The wearing of face coverings will now be mandatory both indoors and outdoors for these three regions, along with the institution of a curfew from 12:30 to 5 AM. However, the Prime Minister stressed that, in contrast to the lockdown in the Spring, shops and schools will remain open.
“We now know from the tracking processes which economic activities cause a problem of rapid spread of the virus and which do not cause such a large spread of the virus,” the Prime Minister explained, “so we will adjust our plan for next month to the real data, which we have at our disposal.”
Saying that the next two weeks would be “crucial” in the campaign against the virus, and urging each Ministry to do its utmost to enforce the measures, PM Mitsotakis stated “I will say again that our goal remains to avoid a universal lockdown, so we will proceed to further strengthen the targeted restrictions.”

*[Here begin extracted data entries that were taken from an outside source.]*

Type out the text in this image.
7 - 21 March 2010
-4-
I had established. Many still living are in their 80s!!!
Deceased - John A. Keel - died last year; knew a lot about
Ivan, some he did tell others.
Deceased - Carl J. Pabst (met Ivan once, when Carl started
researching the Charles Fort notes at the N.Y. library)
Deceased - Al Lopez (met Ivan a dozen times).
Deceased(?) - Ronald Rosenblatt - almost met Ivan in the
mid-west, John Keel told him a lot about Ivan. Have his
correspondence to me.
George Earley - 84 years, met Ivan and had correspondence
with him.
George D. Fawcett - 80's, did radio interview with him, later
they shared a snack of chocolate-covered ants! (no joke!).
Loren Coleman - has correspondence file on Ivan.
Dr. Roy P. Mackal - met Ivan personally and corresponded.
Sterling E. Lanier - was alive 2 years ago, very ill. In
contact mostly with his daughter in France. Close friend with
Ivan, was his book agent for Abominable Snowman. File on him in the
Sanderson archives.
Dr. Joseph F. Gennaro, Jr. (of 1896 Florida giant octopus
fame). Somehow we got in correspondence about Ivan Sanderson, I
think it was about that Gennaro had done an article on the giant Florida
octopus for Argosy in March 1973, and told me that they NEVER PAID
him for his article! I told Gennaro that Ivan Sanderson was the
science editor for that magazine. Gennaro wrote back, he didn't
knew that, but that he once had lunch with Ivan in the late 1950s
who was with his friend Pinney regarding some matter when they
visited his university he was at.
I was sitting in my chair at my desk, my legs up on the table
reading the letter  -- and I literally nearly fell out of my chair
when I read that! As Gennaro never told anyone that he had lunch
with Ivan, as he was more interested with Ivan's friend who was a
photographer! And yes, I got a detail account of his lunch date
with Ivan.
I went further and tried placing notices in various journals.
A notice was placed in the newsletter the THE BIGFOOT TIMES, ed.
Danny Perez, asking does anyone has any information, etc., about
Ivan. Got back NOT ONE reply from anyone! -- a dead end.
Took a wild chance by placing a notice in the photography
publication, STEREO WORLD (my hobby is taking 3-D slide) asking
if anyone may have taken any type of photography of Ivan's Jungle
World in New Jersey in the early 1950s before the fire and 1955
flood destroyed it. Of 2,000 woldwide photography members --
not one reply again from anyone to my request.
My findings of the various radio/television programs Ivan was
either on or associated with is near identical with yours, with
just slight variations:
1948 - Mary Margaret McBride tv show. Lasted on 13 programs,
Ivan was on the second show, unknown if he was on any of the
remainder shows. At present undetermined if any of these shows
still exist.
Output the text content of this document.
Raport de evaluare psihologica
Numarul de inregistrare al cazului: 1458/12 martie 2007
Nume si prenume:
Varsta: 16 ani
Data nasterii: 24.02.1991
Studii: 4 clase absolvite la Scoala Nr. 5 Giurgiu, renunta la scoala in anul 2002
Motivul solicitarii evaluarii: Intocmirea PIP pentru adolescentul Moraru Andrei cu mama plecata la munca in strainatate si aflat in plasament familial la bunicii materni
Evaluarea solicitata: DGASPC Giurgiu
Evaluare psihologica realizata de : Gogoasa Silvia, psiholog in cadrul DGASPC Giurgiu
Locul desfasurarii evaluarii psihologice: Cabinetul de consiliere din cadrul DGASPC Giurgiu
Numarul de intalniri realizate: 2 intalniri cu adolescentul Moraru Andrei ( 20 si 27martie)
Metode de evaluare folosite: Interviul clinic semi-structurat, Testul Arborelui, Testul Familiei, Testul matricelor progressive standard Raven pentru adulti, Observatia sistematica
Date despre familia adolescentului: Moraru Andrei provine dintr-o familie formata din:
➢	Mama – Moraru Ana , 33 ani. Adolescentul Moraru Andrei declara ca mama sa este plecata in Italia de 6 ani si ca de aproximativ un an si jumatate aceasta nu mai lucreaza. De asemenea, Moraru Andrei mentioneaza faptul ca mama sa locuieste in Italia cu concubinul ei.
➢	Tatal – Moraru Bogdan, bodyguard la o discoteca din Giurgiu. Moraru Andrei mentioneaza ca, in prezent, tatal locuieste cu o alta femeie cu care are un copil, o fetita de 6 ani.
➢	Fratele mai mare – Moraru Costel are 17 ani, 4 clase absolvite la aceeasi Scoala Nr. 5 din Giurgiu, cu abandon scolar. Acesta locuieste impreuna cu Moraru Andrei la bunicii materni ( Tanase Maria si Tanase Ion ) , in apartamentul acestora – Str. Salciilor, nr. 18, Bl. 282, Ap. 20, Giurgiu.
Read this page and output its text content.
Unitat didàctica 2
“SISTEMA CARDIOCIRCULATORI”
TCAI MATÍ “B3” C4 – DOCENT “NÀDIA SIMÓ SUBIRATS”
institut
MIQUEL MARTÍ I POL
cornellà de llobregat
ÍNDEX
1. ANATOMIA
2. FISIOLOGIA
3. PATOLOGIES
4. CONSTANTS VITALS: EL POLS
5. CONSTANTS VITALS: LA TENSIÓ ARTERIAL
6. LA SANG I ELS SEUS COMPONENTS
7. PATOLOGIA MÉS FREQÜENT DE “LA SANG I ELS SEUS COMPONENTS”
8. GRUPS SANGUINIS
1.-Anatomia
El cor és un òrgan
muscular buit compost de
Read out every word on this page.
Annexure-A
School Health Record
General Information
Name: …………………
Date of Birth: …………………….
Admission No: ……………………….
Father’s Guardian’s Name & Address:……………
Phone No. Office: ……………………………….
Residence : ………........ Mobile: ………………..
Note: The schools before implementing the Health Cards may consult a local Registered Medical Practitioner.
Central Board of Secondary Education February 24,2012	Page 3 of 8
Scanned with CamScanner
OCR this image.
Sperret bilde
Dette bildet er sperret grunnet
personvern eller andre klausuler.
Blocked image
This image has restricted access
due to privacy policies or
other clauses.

The Greek premier added that at present it appears the country is two to three weeks behind the rest of Europe regarding the virulence of the second wave of the pandemic.
The Greek leader added that “We will have the opportunity to discuss these issues today at an extraordinary European Council, to see to what extent we can agree on a trans-European system of action. Until that happens, however, the measures that each country takes are the national responsibility of each government.
“But I have to tell you,” he concluded, “that the pressure on the health system is greater than ever and we must, as in the first phase where we took action early, take stricter measures again and earlier than other European countries to prevent the worst, to save human lives and reduce the pressure exerted on the Health System.”